Southwest Florida Land Deal Backed

Southwest Florida Land Deal Backed

By: The News Service of Florida

Without an appraised value presented, Gov. Ron DeSantis and the state Cabinet on Wednesday delegated the purchase of a nearly 11,000-acre conservation easement in Southwest Florida to the state Department of Environmental Protection. Department Secretary Alexis Lambert said the agency will not be allowed to pay above the appraised value for the land owned by the Barron Collier Partnership, LLLP in Hendry and Collier counties. “We’re going to share the information that we received related to the appraisals when those are complete,” Lambert said after a Cabinet meeting. The property consists of four tracts within the Caloosahatchee Big Cypress Corridor totaling 10,996 acres. Conservation easements allow such things as agricultural operations to continue in exchange for shielding land from development.

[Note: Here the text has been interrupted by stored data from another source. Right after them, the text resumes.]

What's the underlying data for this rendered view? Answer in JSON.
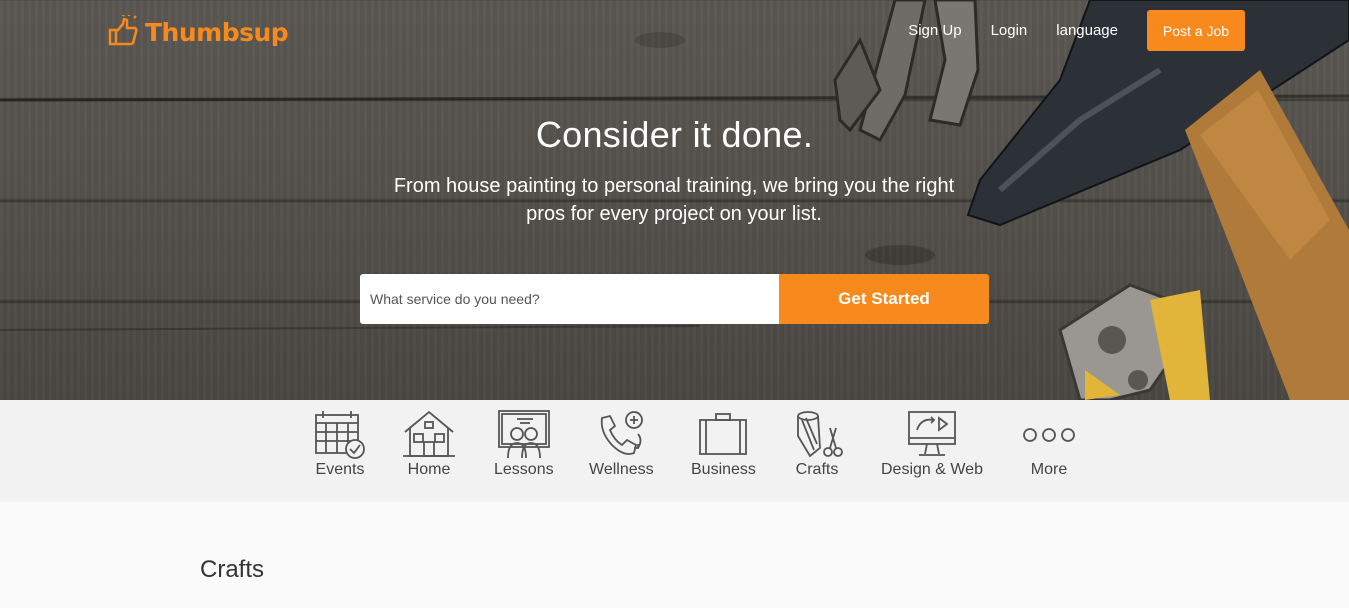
{
  "brand": {
    "name": "Thumbsup",
    "color": "#f7891d"
  },
  "nav": {
    "signup": "Sign Up",
    "login": "Login",
    "language": "language",
    "post_job": "Post a Job"
  },
  "hero": {
    "headline": "Consider it done.",
    "subline": "From house painting to personal training, we bring you the right pros for every project on your list.",
    "search_placeholder": "What service do you need?",
    "cta": "Get Started"
  },
  "categories": [
    {
      "label": "Events",
      "icon": "calendar-check-icon"
    },
    {
      "label": "Home",
      "icon": "house-icon"
    },
    {
      "label": "Lessons",
      "icon": "classroom-icon"
    },
    {
      "label": "Wellness",
      "icon": "phone-health-icon"
    },
    {
      "label": "Business",
      "icon": "briefcase-icon"
    },
    {
      "label": "Crafts",
      "icon": "yarn-scissors-icon"
    },
    {
      "label": "Design & Web",
      "icon": "monitor-design-icon"
    },
    {
      "label": "More",
      "icon": "more-dots-icon"
    }
  ],
  "section": {
    "title": "Crafts"
  }
}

Agriculture Commissioner Wilton Simpson, a member of the Cabinet, said Lambert “and her team, they do an amazing job at DEP. We’ve given them the authority to do it, put a deal together, and they’re going to do an amazing job.” A staff analysis of the land describes it as providing “foraging areas and dispersal routes for a wide range of imperiled species; most notably the Florida panther,” and that “conservation of these lands also protects the integrity and functionality of agricultural activities threatened by development.” Meanwhile, DeSantis and the Cabinet approved spending more than $27 million on three other conservation easements totaling 10,557 acres. Those plans involve spending $12.025 million for 7,437 acres in Escambia County; $9.85 million for 1,060 acres in Okeechobee County; and $5.564 million for 2,060 acres in Putnam County. Because of the Okeechobee County property’s proximity to the Avon Park Air Force Range, the U.S. Air Force is expected to pick up about 10 percent of the cost.